While Morrison made the bumbling announcement right after a National Cabinet meeting on Monday night, Palaszczuk said there had actually been “no National Cabinet decision” on the matter. That means he just said it, apparently without informing any of the Premiers of health authorities.

“So I’d like to ask the Prime Minister: did his cabinet make that decision?” Palaszczuk said.

It’s almost as if Morrison just accidentally made the announcement up on the fly.

Queensland’s Chief Health Officer Dr Jeannette Young was similar dismissive of Morrison’s announcement, adding that the snap decision caught her off guard like everyone else.

“I haven’t been able to talk to him and to understand his thought processes,” she told reporters at the press conference.

“The Premier announced in national cabinet that there wasn’t a discussion, so I genuinely don’t understand his processes.

“I know an urgent meeting has been called by the Commonwealth today with chief health officers to talk this through, so I’m sure I will find out more.”

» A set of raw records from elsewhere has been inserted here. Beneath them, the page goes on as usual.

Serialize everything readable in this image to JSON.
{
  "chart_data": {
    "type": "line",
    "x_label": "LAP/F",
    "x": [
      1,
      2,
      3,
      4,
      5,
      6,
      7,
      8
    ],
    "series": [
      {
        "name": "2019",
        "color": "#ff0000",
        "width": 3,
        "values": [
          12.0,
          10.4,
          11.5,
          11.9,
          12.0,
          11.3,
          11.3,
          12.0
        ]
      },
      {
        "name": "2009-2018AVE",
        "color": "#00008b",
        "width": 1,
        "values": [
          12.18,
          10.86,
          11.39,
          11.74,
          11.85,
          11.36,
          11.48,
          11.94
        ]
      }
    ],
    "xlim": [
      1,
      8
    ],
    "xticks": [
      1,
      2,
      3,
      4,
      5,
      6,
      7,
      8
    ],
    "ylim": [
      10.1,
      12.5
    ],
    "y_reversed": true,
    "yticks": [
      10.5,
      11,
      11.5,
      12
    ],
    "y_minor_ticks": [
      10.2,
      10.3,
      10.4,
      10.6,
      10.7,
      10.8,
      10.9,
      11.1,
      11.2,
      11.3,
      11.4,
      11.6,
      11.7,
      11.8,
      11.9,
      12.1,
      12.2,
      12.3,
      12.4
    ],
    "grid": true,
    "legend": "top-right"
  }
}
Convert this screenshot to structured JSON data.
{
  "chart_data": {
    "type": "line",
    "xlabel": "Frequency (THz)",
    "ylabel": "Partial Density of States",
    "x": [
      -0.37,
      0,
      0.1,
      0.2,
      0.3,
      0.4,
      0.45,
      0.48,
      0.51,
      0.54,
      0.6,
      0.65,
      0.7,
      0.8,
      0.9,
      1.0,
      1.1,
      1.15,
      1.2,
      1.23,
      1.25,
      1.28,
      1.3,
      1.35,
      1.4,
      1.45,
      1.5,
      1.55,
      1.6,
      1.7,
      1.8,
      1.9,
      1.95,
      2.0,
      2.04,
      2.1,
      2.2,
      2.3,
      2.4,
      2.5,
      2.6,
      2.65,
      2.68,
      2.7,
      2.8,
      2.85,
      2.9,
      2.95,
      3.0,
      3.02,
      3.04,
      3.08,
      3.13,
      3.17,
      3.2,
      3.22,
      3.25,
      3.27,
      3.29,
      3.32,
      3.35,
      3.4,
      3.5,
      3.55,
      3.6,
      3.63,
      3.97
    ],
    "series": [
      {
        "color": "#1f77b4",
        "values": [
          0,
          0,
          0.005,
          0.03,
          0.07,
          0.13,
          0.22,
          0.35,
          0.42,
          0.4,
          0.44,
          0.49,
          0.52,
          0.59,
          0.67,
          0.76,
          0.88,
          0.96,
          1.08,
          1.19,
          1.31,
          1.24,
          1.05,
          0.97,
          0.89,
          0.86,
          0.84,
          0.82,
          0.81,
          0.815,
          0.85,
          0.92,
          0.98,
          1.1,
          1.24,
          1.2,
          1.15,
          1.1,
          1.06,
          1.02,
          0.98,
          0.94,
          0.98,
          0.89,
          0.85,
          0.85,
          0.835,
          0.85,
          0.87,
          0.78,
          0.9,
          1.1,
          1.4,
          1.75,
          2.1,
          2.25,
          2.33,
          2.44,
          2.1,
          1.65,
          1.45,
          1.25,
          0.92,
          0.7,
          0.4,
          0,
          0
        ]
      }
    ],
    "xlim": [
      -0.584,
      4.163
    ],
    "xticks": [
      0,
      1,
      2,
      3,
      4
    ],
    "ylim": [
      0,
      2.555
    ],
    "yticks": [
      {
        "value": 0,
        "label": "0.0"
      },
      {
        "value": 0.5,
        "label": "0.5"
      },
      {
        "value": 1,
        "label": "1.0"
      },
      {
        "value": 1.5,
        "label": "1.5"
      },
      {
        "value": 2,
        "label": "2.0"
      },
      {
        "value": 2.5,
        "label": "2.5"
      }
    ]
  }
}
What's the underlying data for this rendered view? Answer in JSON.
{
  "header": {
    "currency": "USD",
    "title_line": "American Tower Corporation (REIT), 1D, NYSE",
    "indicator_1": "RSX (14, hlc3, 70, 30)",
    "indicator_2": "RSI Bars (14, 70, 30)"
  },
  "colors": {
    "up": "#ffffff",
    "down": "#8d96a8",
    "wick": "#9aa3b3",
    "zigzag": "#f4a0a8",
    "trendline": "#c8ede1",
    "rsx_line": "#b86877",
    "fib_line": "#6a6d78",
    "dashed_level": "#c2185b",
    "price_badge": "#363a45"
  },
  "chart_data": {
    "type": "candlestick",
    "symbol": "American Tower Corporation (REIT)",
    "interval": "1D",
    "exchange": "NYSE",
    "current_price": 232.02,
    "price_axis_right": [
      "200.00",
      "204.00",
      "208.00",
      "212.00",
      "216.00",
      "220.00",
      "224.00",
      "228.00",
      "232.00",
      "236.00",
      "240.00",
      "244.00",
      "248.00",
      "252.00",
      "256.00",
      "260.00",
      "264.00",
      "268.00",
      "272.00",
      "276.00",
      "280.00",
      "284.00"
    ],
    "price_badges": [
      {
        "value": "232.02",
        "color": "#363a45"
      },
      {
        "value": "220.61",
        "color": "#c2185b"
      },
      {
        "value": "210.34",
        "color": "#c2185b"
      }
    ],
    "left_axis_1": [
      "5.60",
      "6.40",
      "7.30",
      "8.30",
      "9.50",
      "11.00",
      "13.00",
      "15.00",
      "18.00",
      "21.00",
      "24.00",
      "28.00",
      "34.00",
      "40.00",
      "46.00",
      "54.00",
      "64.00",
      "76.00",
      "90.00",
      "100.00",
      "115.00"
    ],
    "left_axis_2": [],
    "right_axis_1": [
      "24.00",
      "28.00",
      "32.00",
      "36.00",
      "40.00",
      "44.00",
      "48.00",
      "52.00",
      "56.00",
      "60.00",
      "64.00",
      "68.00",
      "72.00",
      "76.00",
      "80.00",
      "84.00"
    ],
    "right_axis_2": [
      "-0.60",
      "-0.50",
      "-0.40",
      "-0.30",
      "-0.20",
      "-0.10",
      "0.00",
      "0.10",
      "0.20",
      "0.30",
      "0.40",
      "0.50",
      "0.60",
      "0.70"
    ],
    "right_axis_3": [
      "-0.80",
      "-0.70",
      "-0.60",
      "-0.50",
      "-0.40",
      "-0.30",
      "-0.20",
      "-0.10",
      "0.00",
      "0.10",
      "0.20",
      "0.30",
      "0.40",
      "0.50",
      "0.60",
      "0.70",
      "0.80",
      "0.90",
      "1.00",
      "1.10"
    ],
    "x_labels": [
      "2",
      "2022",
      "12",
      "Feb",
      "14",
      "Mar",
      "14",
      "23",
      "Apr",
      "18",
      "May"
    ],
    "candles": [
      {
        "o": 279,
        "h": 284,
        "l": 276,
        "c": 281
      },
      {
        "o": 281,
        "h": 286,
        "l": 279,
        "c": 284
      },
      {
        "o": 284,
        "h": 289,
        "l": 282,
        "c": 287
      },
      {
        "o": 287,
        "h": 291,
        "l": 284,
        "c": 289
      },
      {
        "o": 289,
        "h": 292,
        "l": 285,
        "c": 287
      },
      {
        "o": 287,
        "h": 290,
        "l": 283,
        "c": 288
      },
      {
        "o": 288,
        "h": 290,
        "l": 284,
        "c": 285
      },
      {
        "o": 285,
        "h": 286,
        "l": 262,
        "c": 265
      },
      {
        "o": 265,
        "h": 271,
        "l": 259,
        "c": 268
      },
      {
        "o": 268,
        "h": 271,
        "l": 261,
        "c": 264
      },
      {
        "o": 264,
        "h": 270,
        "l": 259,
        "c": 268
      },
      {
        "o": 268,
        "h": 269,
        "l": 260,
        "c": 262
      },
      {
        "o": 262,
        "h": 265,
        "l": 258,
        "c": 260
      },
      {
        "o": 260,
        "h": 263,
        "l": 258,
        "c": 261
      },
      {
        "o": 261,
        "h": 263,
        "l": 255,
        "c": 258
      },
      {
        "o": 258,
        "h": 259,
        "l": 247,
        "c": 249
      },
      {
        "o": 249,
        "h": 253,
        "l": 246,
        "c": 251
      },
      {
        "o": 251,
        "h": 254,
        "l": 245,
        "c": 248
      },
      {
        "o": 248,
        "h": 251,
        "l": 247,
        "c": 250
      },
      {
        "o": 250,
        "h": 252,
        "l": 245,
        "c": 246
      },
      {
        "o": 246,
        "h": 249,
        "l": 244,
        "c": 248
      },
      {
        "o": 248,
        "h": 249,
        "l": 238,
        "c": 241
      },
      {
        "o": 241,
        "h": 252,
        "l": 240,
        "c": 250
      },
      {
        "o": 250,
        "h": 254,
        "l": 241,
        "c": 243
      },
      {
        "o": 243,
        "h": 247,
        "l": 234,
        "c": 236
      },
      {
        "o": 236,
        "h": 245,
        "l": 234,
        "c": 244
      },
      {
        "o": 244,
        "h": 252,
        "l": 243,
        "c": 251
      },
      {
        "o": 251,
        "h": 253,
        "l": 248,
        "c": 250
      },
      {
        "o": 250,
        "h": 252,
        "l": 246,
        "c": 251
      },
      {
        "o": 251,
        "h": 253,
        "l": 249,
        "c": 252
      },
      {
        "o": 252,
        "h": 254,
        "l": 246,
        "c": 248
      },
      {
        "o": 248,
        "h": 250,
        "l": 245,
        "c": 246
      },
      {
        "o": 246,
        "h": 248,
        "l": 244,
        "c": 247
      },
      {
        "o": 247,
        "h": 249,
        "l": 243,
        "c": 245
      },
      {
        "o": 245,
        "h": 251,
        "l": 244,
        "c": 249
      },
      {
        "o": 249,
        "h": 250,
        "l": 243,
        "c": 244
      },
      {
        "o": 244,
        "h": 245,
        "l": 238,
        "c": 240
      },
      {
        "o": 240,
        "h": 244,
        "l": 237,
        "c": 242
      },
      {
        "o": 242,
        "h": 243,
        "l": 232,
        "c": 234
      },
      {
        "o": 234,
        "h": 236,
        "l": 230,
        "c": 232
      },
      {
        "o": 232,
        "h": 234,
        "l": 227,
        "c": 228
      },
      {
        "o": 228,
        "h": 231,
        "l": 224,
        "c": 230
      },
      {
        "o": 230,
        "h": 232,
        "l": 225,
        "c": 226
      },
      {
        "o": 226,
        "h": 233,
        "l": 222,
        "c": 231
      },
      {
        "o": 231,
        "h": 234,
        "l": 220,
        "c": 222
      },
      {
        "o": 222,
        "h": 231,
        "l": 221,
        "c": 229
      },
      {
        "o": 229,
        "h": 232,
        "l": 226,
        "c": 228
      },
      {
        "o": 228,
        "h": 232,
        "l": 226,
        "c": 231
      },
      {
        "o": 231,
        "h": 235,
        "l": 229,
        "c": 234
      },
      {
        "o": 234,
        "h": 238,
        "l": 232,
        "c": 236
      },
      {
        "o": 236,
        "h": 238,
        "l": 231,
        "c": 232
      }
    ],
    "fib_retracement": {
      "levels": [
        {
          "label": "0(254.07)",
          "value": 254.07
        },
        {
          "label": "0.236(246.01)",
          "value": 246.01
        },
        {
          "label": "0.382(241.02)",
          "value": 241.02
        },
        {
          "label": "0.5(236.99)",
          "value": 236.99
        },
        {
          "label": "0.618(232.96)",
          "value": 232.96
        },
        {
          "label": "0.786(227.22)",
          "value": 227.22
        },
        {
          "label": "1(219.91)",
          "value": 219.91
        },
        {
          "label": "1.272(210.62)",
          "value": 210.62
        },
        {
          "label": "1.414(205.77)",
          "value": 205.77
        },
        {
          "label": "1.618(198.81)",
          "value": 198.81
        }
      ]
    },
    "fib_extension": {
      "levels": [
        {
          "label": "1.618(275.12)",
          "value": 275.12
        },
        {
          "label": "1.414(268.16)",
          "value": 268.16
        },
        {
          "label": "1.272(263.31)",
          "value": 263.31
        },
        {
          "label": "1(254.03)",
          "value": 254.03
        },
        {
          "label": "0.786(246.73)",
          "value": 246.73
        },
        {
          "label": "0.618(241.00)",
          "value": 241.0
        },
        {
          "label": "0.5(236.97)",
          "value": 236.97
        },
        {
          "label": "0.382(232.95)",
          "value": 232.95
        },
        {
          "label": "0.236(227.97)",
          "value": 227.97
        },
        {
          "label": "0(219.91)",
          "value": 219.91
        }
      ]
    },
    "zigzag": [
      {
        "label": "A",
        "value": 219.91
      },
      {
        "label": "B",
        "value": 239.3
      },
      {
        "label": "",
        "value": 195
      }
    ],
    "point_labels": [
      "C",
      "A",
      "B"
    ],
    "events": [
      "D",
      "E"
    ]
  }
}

When asked to clarify what young Aussies should do in terms of going ahead with getting vaccinated, Young didn’t mince her words.

“I don’t want an 18-year-old in Queensland dying from a clotting illness who – if they got COVID – probably wouldn’t die,” she said, raising her voice.

“So we are not in a position that I need to ask young, fit, healthy people to put their health on the line getting a vaccine that could potentially significantly harm them.”

We should stress that it’s important to speak to your doctor about such decisions, and not to just pick a vaccine based on what a health official from one state said. The AstraZeneca vaccine is still very much effective against COVID-19, after all.

For those keeping track, the RACGP (the peak body representing GPs) and the Australian Medical Association (the professional body representing doctors) both came out yesterday to add that they were completely blindsided by the announcement.

While the RACGP did welcome the news, it said that many doctors have no idea how to go about giving young people the AstraZeneca jab because the government didn’t actually article how the indemnity scheme is supposed to work.

Vaccines: good. The government’s rollout: bad.